Toda vez que Theo defrontava-se com um formulário de
aplicação para um emprego, um cadastro em redes sociais, uma atualização de
status de Facebook ou qualquer tipo de interação que levantava alguma questão
subjetiva sobre ele, travava. “O que você está sentindo?”, “Fale sobre você”, “Enumere
5 qualidades e 5 defeitos seus”.
Certo dia, em uma daquelas festas de família tradicionais,
reencontrou depois de ano sua tia favorita: Madalena. Maddy era a ovelha negra
da família: sofria de uma inquietação latente, nunca parava no mesmo lugar e
por isso, parecia nunca se apegar a nada e ninguém. As primeiras memórias de
Theo envolviam aquela mulher estranha e um senso de admiração e identificação
profundo. Ao cumprimenta-la, a tia olhou-o no fundo dos olhos e perguntou com
um meio sorriso no rosto “E o coração, Theo?”.
Toda tia velha fazia a mesma pergunta, ele sabia. Mas não
Maddy. Tia Maddy não era dessas. Por isso, ele estranhou, franziu o cenho e
estampou uma cara de dúvida. A mulher riu, estendeu as mãos e bagunçou os
cabelos negros do sobrinho. “Não tem problema. A hora que você souber a
resposta, tudo vai ficar mais fácil.”
Anos depois, Theo entendeu o que ela queria dizer durante
uma entrevista de emprego. A entrevistadora estampava um sorriso branco e
acolhedor do qual ele não conseguia desviar o olhar. Seus cabelos negros e
curtos balançavam suavemente no ritmo do antigo ventilador de teto. Ele
lembrava de pouca coisa desde que entrara naquela sala. Lembrava-se de sentar,
de nervosamente estalar os dedos, de gaguejar, de segurar o ar por mais tempo
que podia dentro do pulmão e de achar que seu coração tinha algum problema.
Quando a mulher arqueou a sobrancelha e perguntou com o mesmo sorriso no rosto “Então,
me fala um pouco sobre você.”, ele não pensou. Não teve dúvida. Não travou. Ele
lembrou de Tia Maddy e disparou:
“Eu tenho um problema físico sério, e ele de certa forma
molda quem eu sou. Os médicos não sabem direito o que é, mas aparentemente meu
coração soluça.”
Ela pareceu intrigada. Ele continuou.
“Meu coração soluça, o tempo inteiro. Toda vez que encontro
alguém interessante, todas as vezes que me deparo com uma experiência nova.

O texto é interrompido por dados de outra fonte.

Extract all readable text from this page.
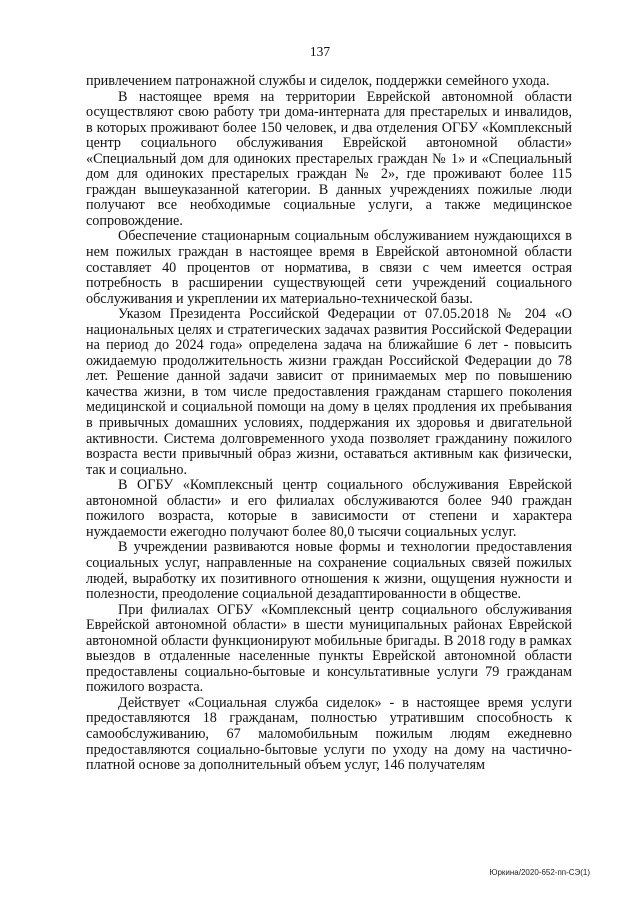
137

привлечением патронажной службы и сиделок, поддержки семейного ухода.

В настоящее время на территории Еврейской автономной области осуществляют свою работу три дома-интерната для престарелых и инвалидов, в которых проживают более 150 человек, и два отделения ОГБУ «Комплексный центр социального обслуживания Еврейской автономной области» «Специальный дом для одиноких престарелых граждан № 1» и «Специальный дом для одиноких престарелых граждан № 2», где проживают более 115 граждан вышеуказанной категории. В данных учреждениях пожилые люди получают все необходимые социальные услуги, а также медицинское сопровождение.

Обеспечение стационарным социальным обслуживанием нуждающихся в нем пожилых граждан в настоящее время в Еврейской автономной области составляет 40 процентов от норматива, в связи с чем имеется острая потребность в расширении существующей сети учреждений социального обслуживания и укреплении их материально-технической базы.

Указом Президента Российской Федерации от 07.05.2018 № 204 «О национальных целях и стратегических задачах развития Российской Федерации на период до 2024 года» определена задача на ближайшие 6 лет - повысить ожидаемую продолжительность жизни граждан Российской Федерации до 78 лет. Решение данной задачи зависит от принимаемых мер по повышению качества жизни, в том числе предоставления гражданам старшего поколения медицинской и социальной помощи на дому в целях продления их пребывания в привычных домашних условиях, поддержания их здоровья и двигательной активности. Система долговременного ухода позволяет гражданину пожилого возраста вести привычный образ жизни, оставаться активным как физически, так и социально.

В ОГБУ «Комплексный центр социального обслуживания Еврейской автономной области» и его филиалах обслуживаются более 940 граждан пожилого возраста, которые в зависимости от степени и характера нуждаемости ежегодно получают более 80,0 тысячи социальных услуг.

В учреждении развиваются новые формы и технологии предоставления социальных услуг, направленные на сохранение социальных связей пожилых людей, выработку их позитивного отношения к жизни, ощущения нужности и полезности, преодоление социальной дезадаптированности в обществе.

При филиалах ОГБУ «Комплексный центр социального обслуживания Еврейской автономной области» в шести муниципальных районах Еврейской автономной области функционируют мобильные бригады. В 2018 году в рамках выездов в отдаленные населенные пункты Еврейской автономной области предоставлены социально-бытовые и консультативные услуги 79 гражданам пожилого возраста.

Действует «Социальная служба сиделок» - в настоящее время услуги предоставляются 18 гражданам, полностью утратившим способность к самообслуживанию, 67 маломобильным пожилым людям ежедневно предоставляются социально-бытовые услуги по уходу на дому на частично-платной основе за дополнительный объем услуг, 146 получателям

Юркина/2020-652-пп-СЭ(1)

Toda vez que me apaixono ou que tenho meu coração partido. Toda vez que assisto
ao nascer do sol na praia. Toda vez que revejo um amigo antigo. Toda vez que
lembro de uma viagem. Toda vez que choro. Toda vez que algo que devia me marcar
acontece, meu coração pula uma batida. Eu perco o ritmo, devaneio, e a
oportunidade passa. As vezes essa batida dura segundos, as vezes dura anos. É
como um hiato temporário do ser. Eu me ausento de mim mesmo, e pronto, a vida
passou. E eu não sei como curar isso, mas agora eu sei que isso faz parte de
mim. E agora eu posso tomar alguma atitude com relação a isso. Então, porque
não esquecemos essa entrevista, e não vamos tomar um café? Assim quem sabe eu
paro de falar de mim, e você pode me contar alguma coisa sobre você.”